Search papers, labs, and topics across Lattice.
The paper addresses the problem of suboptimal robot motion arising from interface limitations in assistive robotics, where users with motor impairments control high-DoF robots through low-dimensional interfaces. They introduce a trajectory reconstruction algorithm that considers task, environment, and interface constraints to infer the user's intended motion in the robot's full control space from limited demonstrations. Experiments using real-world demonstrations with 2-D joystick and 1-D sip-and-puff interfaces on 7-DoF robotic arms show that the reconstructed trajectories lead to faster and more efficient control policies.
Overcome suboptimal robot learning from limited interfaces by reconstructing trajectories that respect user intent, leading to faster and more efficient robot motions.
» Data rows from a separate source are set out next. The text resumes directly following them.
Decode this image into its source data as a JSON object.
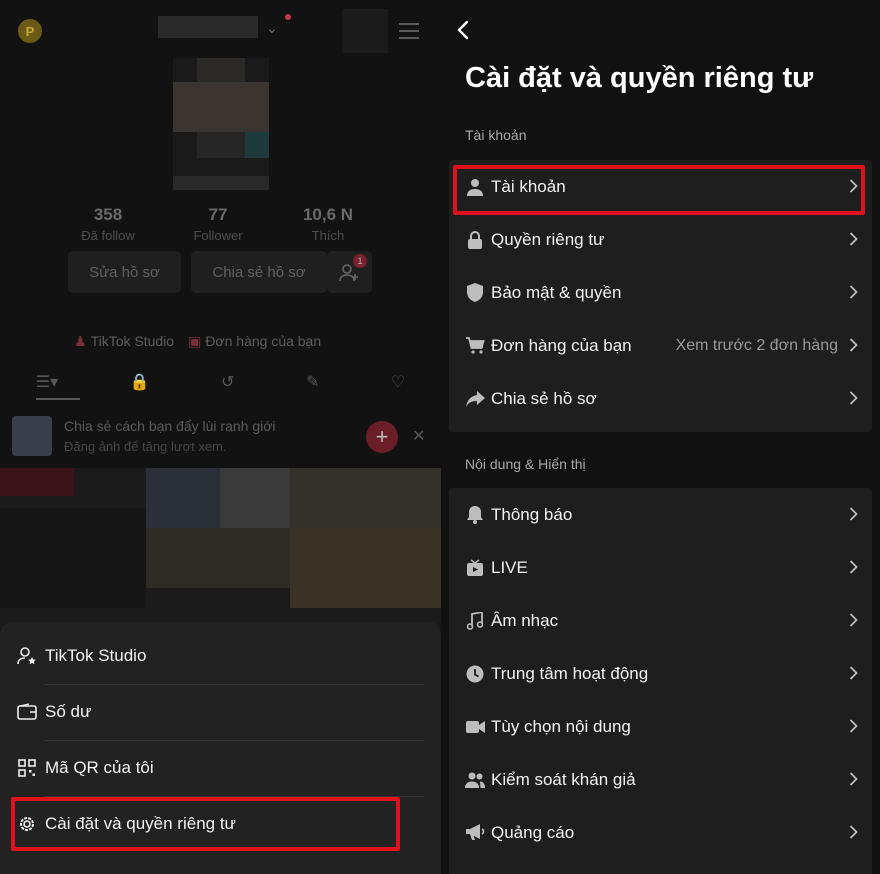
{
  "profile": {
    "coin_letter": "P",
    "stats": [
      {
        "value": "358",
        "label": "Đã follow"
      },
      {
        "value": "77",
        "label": "Follower"
      },
      {
        "value": "10,6 N",
        "label": "Thích"
      }
    ],
    "edit_profile_label": "Sửa hồ sơ",
    "share_profile_label": "Chia sẻ hồ sơ",
    "add_friend_badge": "1",
    "links": {
      "studio": "TikTok Studio",
      "orders": "Đơn hàng của bạn"
    },
    "promo": {
      "title": "Chia sẻ cách bạn đẩy lùi ranh giới",
      "subtitle": "Đăng ảnh để tăng lượt xem."
    }
  },
  "sheet": {
    "items": [
      {
        "label": "TikTok Studio",
        "icon": "person-star-icon"
      },
      {
        "label": "Số dư",
        "icon": "wallet-icon"
      },
      {
        "label": "Mã QR của tôi",
        "icon": "qr-code-icon"
      },
      {
        "label": "Cài đặt và quyền riêng tư",
        "icon": "gear-icon"
      }
    ]
  },
  "settings": {
    "title": "Cài đặt và quyền riêng tư",
    "sections": [
      {
        "header": "Tài khoản",
        "items": [
          {
            "label": "Tài khoản",
            "icon": "person-icon",
            "value": ""
          },
          {
            "label": "Quyền riêng tư",
            "icon": "lock-icon",
            "value": ""
          },
          {
            "label": "Bảo mật & quyền",
            "icon": "shield-icon",
            "value": ""
          },
          {
            "label": "Đơn hàng của bạn",
            "icon": "cart-icon",
            "value": "Xem trước 2 đơn hàng"
          },
          {
            "label": "Chia sẻ hồ sơ",
            "icon": "share-arrow-icon",
            "value": ""
          }
        ]
      },
      {
        "header": "Nội dung & Hiển thị",
        "items": [
          {
            "label": "Thông báo",
            "icon": "bell-icon",
            "value": ""
          },
          {
            "label": "LIVE",
            "icon": "live-tv-icon",
            "value": ""
          },
          {
            "label": "Âm nhạc",
            "icon": "music-note-icon",
            "value": ""
          },
          {
            "label": "Trung tâm hoạt động",
            "icon": "clock-icon",
            "value": ""
          },
          {
            "label": "Tùy chọn nội dung",
            "icon": "video-camera-icon",
            "value": ""
          },
          {
            "label": "Kiểm soát khán giả",
            "icon": "people-icon",
            "value": ""
          },
          {
            "label": "Quảng cáo",
            "icon": "megaphone-icon",
            "value": ""
          }
        ]
      }
    ]
  },
  "colors": {
    "highlight": "#e0101c",
    "background": "#111111",
    "card": "#1e1e1e"
  }
}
Assistive robots offer agency to humans with severe motor impairments. Often, these users control high-DoF robots through low-dimensional interfaces, such as using a 1-D sip-and-puff interface to operate a 6-DoF robotic arm. This mismatch results in having access to only a subset of control dimensions at a given time, imposing unintended and artificial constraints on robot motion. As a result, interface-limited demonstrations embed suboptimal motions that reflect interface restrictions rather than user intent. To address this, we present a trajectory reconstruction algorithm that reasons about task, environment, and interface constraints to lift demonstrations into the robot's full control space. We evaluate our approach using real-world demonstrations of ADL-inspired tasks performed via a 2-D joystick and 1-D sip-and-puff control interface, teleoperating two distinct 7-DoF robotic arms. Analyses of the reconstructed demonstrations and derived control policies show that lifted trajectories are faster and more efficient than their interface-constrained counterparts while respecting user preferences.